Graphic by ONA18 Student Newsroom

The lack of class diversity in journalism was nothing new to Project Facet Director Heather Bryant.

She grew up in the Midwest, where her grandmother raised three children on just $700 each month. But Bryant was surprised at the reactions she received at a conference last summer from others in the industry, when they learned that her husband drove a garbage truck.

”There was kind of a … clear surprise, disapproval and judgment about it,” Bryant said. 

The experience didn’t sit well with her, and she chronicled her feelings in a well-read Medium post

“It doesn’t really make sense to think less of him because of his occupation – especially if you’re in journalism,” Bryant said.

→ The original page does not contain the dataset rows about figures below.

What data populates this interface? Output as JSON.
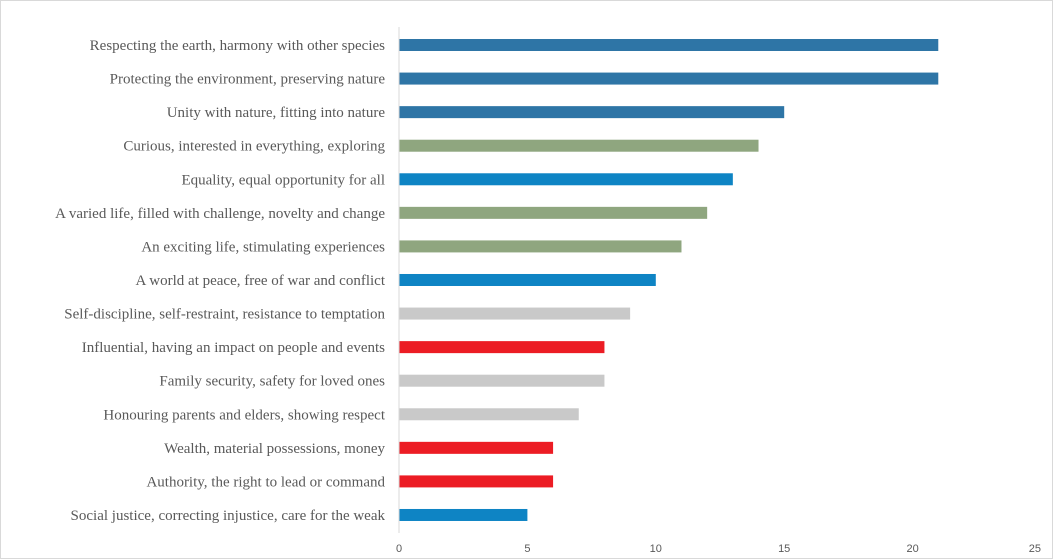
{
  "chart_data": {
    "type": "bar",
    "orientation": "horizontal",
    "title": "",
    "xlabel": "",
    "ylabel": "",
    "xlim": [
      0,
      25
    ],
    "x_ticks": [
      0,
      5,
      10,
      15,
      20,
      25
    ],
    "x_tick_labels": [
      "0",
      "5",
      "10",
      "15",
      "20",
      "25"
    ],
    "grid": false,
    "legend": "none",
    "categories": [
      "Respecting the earth, harmony with other species",
      "Protecting the environment, preserving nature",
      "Unity with nature, fitting into nature",
      "Curious, interested in everything, exploring",
      "Equality, equal opportunity for all",
      "A varied life, filled with challenge, novelty and change",
      "An exciting life, stimulating experiences",
      "A world at peace, free of war and conflict",
      "Self-discipline, self-restraint, resistance to temptation",
      "Influential, having an impact on people and events",
      "Family security, safety for loved ones",
      "Honouring parents and elders, showing respect",
      "Wealth, material possessions, money",
      "Authority, the right to lead or command",
      "Social justice, correcting injustice, care for the weak"
    ],
    "values": [
      21,
      21,
      15,
      14,
      13,
      12,
      11,
      10,
      9,
      8,
      8,
      7,
      6,
      6,
      5
    ],
    "bar_colors": [
      "#2e75a6",
      "#2e75a6",
      "#2e75a6",
      "#8fa67f",
      "#0e84c4",
      "#8fa67f",
      "#8fa67f",
      "#0e84c4",
      "#c9c9c9",
      "#ec1c24",
      "#c9c9c9",
      "#c9c9c9",
      "#ec1c24",
      "#ec1c24",
      "#0e84c4"
    ],
    "axis_color": "#d9d9d9",
    "text_color": "#595959"
  }
}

Bryant believes that journalists should be aiming to serve all people who are in need, and she is now focused on how news organizations can better serve low-income communities: reporting for them, instead of merely reporting on them.

“The vast majority of news coverage about things like economic hardship, poverty and income inequality  — those stories are not written for people who are actually experiencing economic hardship, and that’s a big problem,” Bryant said.

Bryant recalls that when she was growing up, newspapers were useful for only three things—the classifieds, the police blotter and the obituaries. Now, she wants news organizations to do more.

Bryant points to the lack of socioeconomic diversity of reporters in newsrooms as the start of the problem. As the industry prioritizes career professionals who likely come from more privileged backgrounds, Bryant said reporters have to work harder to cover economically diverse communities, since those who understand different experiences are often missing from the conversation.

Ashley Alvarado, director of community engagement at 89.3 KPCC and LAist, said that when reporters miss the mark, it is painfully obvious.

In Los Angeles, libraries serve as public gathering places that offer social services such as children’s programs and job resources. When KPCC was working on a piece about the invisible homeless population, the outlet made sure their work was accessible in the libraries often used by those homeless people.

“We also have to rethink distribution models,” Alvarado said. “We looked at how do we get this story to policy makers, but also to those people who are actually experiencing it.”

When she was at the Center for Investigative Reporting, Alvarado searched for resources to inform young students about how to survive an earthquake in outdated California schools.  

Alvarado asked which communities would be the most affected and what they needed to know. Since she wanted to make her findings accessible to children, she created an informative coloring book where they could learn about safety tips like “drop” or “take cover.”

Alvarado found an intersection between a need for crisis preparation and making it widely available for children. She ordered a small amount of books at launch, but eventually, schools across the state were requesting copies of Alvarado’s coloring books. Alvarado created content people could use and prioritized making it readily available.

People in the news community believe that people don’t want to pay for reporting, but Bryant said we cannot expect people to pay if we can’t help them, especially those who are low-income.

“We have to start talking about ways to include them: How do we include them in a way that’s not exploitive or dehumanizing?” Bryant said.